Location: Subtropical Horticulture Research
Project Number: 6038-21000-022-03
Start Date: Jul 01, 2012
End Date: Dec 31, 2015
RNA will be isolated from the leaves and flowers and developing fruit of a reference cultivar of the tree species, which is usually the most important commercial cultivar, by USDA-ARS SHRS staff. The collaborator will generate transcriptome (mRNA-Seq) libraries using in-house developed protocols. The reference cultivar library will be normalized and sequenced on the 454 platform and assembled to provide a reference transcriptome dataset. Individual read lengths are expected to average >400 nts, and assembled transcript sequences are expected to range up to ~12 kb. RNA from the other genetically diverse cultivars of that tree species will be sequenced on the Illumina platform using the most recent mRNA-Seq protocol improvements and read lengths of up to 120 nts. Sequence reads will be mapped to the reference transcriptome. A variant report will be generated that describes positions and statistical significance of mismatches. From these analyses single nucleotide polymorphisms and in/dels will be identified. A full SNP report will be generated.
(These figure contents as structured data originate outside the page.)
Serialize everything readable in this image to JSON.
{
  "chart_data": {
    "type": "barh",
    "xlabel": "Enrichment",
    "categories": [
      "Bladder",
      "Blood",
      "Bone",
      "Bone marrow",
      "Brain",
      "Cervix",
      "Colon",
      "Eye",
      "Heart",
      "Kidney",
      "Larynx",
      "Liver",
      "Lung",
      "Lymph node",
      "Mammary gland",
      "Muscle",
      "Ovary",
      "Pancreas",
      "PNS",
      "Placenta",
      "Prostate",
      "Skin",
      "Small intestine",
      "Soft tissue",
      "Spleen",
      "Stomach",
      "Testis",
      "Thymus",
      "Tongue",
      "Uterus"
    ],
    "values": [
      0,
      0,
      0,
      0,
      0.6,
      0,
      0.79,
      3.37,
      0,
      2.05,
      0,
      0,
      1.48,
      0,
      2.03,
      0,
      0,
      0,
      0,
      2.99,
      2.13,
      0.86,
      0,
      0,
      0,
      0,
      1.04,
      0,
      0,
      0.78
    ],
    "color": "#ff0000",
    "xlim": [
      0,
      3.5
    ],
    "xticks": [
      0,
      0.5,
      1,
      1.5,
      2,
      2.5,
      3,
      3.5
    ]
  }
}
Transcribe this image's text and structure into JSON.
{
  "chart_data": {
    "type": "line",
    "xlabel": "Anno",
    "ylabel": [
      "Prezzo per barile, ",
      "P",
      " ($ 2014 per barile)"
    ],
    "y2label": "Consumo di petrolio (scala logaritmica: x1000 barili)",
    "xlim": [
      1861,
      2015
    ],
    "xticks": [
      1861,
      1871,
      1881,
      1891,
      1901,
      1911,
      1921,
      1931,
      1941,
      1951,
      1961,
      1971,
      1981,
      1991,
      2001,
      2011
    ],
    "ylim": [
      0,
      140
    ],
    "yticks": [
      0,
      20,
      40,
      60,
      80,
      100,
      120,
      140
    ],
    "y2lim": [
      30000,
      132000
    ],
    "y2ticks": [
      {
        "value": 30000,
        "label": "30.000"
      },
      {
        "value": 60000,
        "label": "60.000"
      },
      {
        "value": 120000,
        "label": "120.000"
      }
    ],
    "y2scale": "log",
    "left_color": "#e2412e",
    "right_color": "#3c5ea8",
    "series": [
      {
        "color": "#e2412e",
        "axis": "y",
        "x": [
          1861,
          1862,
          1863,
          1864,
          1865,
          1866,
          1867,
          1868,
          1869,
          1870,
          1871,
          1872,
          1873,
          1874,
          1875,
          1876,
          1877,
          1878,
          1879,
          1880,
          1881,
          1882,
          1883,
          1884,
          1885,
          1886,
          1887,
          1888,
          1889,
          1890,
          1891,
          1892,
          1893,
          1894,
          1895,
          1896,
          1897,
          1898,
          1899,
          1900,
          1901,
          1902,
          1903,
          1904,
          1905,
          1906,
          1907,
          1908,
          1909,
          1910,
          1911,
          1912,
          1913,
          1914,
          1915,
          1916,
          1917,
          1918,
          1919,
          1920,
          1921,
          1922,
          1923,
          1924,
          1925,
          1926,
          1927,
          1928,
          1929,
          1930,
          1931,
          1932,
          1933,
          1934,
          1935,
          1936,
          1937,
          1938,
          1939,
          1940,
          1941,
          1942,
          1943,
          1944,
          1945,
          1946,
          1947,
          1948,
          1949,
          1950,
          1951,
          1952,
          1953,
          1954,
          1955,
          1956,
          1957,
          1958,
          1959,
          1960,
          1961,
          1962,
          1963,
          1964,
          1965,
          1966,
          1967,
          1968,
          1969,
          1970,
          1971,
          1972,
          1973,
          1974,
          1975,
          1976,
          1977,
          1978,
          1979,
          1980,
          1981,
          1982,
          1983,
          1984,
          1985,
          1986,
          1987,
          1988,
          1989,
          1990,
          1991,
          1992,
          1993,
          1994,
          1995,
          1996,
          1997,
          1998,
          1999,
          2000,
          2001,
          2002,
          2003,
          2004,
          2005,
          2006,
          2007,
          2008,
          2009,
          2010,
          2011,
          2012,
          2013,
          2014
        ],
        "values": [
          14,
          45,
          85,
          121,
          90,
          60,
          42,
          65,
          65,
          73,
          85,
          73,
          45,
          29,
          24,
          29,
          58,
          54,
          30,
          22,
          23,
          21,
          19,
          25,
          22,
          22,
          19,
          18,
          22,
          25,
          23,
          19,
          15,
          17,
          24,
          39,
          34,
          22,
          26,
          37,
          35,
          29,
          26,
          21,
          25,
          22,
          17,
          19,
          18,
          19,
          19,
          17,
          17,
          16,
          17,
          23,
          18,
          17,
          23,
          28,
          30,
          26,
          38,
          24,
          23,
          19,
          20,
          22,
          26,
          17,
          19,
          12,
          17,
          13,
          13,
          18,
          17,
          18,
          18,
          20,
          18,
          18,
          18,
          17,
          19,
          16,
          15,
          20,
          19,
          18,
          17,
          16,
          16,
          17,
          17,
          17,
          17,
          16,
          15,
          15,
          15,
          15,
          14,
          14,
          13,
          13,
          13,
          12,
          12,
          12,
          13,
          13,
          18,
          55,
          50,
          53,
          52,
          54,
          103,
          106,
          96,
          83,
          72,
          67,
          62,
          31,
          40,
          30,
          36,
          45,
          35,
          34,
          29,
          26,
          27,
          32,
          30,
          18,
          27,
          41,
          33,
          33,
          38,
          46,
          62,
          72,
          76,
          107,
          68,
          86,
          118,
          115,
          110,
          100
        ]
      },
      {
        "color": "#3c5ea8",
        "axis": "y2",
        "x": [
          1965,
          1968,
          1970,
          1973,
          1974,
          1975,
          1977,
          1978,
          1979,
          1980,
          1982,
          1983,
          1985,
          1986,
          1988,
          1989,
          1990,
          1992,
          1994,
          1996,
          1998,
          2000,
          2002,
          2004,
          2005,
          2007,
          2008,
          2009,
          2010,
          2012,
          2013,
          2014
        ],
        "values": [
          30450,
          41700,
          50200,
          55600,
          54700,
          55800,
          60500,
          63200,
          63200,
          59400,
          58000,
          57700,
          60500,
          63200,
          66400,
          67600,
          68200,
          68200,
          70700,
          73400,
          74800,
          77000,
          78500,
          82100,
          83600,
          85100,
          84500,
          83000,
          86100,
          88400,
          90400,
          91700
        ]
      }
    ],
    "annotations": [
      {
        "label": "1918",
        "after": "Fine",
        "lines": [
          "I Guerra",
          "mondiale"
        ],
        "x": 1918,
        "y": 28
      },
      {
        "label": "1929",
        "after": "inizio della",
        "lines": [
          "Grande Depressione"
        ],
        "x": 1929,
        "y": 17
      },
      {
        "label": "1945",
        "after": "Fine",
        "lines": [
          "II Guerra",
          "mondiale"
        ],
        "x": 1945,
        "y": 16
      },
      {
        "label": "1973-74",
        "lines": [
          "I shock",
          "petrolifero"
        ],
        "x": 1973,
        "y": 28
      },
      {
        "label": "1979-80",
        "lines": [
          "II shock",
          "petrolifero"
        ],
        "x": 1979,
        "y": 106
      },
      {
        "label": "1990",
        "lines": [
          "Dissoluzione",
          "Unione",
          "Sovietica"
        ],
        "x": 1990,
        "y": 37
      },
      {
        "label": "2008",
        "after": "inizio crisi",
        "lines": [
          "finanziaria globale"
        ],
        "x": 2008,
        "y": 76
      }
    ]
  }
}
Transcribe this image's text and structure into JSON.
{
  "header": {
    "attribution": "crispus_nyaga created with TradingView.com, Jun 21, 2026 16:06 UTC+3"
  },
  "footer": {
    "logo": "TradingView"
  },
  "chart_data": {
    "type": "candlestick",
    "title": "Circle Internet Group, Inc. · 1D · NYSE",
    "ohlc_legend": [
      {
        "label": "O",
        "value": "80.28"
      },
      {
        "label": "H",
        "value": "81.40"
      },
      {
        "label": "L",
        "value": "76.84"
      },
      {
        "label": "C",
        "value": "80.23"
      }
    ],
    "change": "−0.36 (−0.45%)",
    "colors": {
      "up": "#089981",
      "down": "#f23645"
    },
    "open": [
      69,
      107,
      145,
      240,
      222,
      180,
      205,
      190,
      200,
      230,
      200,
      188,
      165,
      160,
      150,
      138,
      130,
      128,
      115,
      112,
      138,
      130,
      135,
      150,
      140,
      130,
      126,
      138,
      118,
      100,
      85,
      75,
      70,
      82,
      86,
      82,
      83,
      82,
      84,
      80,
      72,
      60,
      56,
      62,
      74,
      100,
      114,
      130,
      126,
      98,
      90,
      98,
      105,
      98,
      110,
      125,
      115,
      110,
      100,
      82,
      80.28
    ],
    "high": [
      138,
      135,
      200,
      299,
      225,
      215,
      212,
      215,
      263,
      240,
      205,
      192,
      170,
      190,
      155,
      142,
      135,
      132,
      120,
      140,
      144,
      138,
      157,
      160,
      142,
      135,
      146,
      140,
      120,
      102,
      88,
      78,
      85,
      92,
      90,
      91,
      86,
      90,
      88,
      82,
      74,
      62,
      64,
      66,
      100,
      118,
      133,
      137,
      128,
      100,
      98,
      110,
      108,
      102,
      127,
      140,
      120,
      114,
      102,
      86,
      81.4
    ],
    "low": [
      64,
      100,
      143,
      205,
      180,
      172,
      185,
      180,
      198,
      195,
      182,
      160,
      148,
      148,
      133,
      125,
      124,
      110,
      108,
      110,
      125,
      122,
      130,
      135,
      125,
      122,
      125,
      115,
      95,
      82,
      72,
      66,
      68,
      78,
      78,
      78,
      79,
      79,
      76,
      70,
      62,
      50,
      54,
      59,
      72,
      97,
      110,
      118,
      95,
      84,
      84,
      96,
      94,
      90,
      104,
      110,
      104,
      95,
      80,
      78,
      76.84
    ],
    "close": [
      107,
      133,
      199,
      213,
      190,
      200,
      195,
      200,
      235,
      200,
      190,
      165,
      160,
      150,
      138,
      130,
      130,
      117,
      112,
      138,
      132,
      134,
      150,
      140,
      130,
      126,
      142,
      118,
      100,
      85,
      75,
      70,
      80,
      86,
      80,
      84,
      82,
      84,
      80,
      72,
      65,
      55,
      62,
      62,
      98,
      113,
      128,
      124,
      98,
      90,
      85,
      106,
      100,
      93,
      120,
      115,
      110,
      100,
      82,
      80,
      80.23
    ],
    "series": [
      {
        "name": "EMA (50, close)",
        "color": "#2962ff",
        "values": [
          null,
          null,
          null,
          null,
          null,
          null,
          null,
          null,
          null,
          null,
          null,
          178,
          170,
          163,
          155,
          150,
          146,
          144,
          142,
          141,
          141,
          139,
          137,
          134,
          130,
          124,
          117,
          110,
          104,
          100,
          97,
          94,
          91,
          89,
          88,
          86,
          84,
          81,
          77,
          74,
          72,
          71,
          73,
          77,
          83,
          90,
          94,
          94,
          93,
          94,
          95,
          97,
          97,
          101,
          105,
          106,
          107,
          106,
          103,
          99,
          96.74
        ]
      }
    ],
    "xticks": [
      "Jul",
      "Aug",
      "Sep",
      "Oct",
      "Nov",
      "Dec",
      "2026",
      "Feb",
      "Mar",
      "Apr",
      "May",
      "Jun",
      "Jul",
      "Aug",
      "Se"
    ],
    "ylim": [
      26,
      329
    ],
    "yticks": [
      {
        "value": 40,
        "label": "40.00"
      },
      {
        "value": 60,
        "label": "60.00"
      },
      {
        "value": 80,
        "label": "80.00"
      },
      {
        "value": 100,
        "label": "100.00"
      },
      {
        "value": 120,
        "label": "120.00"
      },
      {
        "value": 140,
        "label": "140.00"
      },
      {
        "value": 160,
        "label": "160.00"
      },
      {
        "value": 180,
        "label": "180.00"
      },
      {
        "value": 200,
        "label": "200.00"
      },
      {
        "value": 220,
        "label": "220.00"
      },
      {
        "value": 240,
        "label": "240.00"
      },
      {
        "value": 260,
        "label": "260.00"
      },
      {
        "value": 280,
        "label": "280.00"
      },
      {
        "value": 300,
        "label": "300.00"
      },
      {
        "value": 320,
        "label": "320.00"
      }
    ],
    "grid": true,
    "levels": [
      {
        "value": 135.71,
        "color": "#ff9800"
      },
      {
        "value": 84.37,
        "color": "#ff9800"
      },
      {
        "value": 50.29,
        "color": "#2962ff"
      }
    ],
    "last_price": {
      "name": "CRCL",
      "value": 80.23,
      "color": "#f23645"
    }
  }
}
This report will identify: • Reference: the reference sequence against which the variant was detected. • Variant: an internal unique identifier for the variant. • Class: S=snp, I=insertion, D=deletion (relative to the reference). • Position: the base pair at which the variant occurs. • RefAllele: the allele for the reference sequence. • VarAllele: the allele for the variant reported. • Context: sub-sequence of the reference around the variant position. • BothStrands: has the variant been reported in reads from both strands? • AvgQual: the average quality of the bases in which the variant was reported. • MaxQual: the maximum quality of all bases in which the variant was reported. • NumReadsWithAllele: how many reads total exhibited the variant allele. • UniqAlns: how many reads exhibiting the allele were from unique alignments. • FreqDiff: the absolute value of the difference in frequency between varieties. Results from this analysis will be used to generate single nucleotide polymorphisms (SNP_ panels for use in USDA-ARS breeding programs for these tree species, generation of genetic maps when mapping populations are available and evaluation of genetic diversity of the germplasm collection of these tree species.